Run, Throw, Scream . . . Like a Girl

Sunday, April 09, 2006

Greyhounds

The shoe is on the hand it fits,
there's really nothing much to it,
Whistle through your teeth and spit, 'cause, its alright.
Oh well a touch of grey,
kind of suits you anyway,
That's all I have to say, but, it's alright.

The Grateful Dead. My husband's long-time favorite. Over the years, I have heard a lot of The Dead (I think that is what you call them - just The Dead- if you are one of the cool kids). I immediately liked the music. I have always been drawn to lyrics that have been thought about (even if the thought process is aided - we all need inspiration) rather than lyrics by artists that write about whatever pops in their head and ends up being a horrible waste of time, i.e., "My Grillz." Nelly can do better than that - "It's Getting Hot in Here" - I bet he thought about the lyrics for that song a little longer. "Take off all your clothes" - it is a novel idea.

Even after being subjected to "Touch of Grey" by my hippy boyfriend (I called him "partner" at the time), now husband, I just did not like this song. I thought he was trying to brainwash me. Grey areas are important to many people. In my experience, males more so than females. I think it goes hand in hand with fear of commitment. For instance, after dating Peter for 3 months, I wanted (needed) to know what our status was. I am sure he thought I was probing too far into things, but really, it was just that I was going on spring break. Instead of a straightforward answer, I received this long mess about over-analyzing, pushing things, whatever it is supposed to be it will be. Understand? To me that meant we were not serious and definitely not boyfriend and girlfriend. If we were, he would have just said so, right? But let me come back from Mexico having kissed another boy and the situation was no longer so grey. Now things were perfectly clear- he was my boyfriend and there would be no more kissing other boys. A converted Greyhound.

I do not believe in "grey" - no shades of "grey" or "gray." Things are pretty clear in my mind - there are no colors washing together. I love some thing or I hate it, and I know very quickly which it is. Don't ask me again. I will not change my mind. Decisiveness is a virtue in my world. It takes me one visit to the car dealership and one test drive to buy a car. I do not need to study consumer reports to figure out which appliances I should have installed. I have never had guilt over breaking up with the lovely women and men who have cut my hair over the years - you mess it up, you are gone. If I mess up in my job, I get sued, so I have no problem breaking it off.

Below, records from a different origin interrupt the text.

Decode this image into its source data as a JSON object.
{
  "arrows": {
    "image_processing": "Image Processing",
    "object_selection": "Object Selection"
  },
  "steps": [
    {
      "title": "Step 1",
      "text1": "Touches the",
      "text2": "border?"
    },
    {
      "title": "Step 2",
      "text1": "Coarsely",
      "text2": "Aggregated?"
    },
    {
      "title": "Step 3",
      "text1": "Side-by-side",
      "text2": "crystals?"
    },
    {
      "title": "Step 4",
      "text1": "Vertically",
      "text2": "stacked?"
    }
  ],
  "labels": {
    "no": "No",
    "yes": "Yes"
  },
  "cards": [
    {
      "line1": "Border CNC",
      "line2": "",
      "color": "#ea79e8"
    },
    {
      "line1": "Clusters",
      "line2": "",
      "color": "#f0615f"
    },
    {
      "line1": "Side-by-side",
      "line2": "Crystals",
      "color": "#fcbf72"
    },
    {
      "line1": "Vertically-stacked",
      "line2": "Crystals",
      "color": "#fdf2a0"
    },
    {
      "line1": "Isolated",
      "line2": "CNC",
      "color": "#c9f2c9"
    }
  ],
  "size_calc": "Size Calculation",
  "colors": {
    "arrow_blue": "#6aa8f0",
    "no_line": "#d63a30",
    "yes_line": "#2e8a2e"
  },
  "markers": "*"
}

My first year of law school I found myself in a bad situation that was doomed to fail from the very beginning. I had a roommate in very close quarters - there was no wall dividing our space. Upon first meeting her, I thought there could not be a person in the whole world who did not like . . . Jane. She was sooo sweet. She loved nature - her dream was to practice environmental law. She volunteered on Sundays instead of going to church because she was sure that was what the creator wanted. She wasn't obsessed by her appearance (at least outwardly). She was soft spoken with the tone of a child. Approximately one month into the situation and I could not stand her! This was the one time in my life where I misjudged someone. I think I just wanted a new friend so badly that I was willing to shut off that no-miss, people-judging button. Yes, I am a judger. But not about bad things, I would never judge someone by the clothes they wear, how much or how little money they have, where they went to school (except for those preppie ivy school kids, it is usually inseparable from the overall picture - there are exceptions to every rule). It is judgment based on meeting a lot of people and that gut reaction that we all have. My gut just usually does a fantastic job. Not with Jane. Soon, that soft spoken childish voice was like nails on a chalk board. The environmentalist and volunteer girl were over played. And then she started crying to me about boy problems! Just like that, I broke up with her. That made sharing a room very awkward. Mutual friends asked me to change my mind (greyhounds), but I had already had told her (while drinking in excess) that we could no longer be friends. So that was that.

Grey simply does not exist in my color spectrum. Grey is for the hopelessly stuck. If a silver lining is seen, it is only because attention has been momentarily diverted. It is liberating to admit that some things really are black and white. Only after acknowledging "when its even worse than it appears, it's [not] alright" can you move beyond grey to red, purple, orange, or something even better.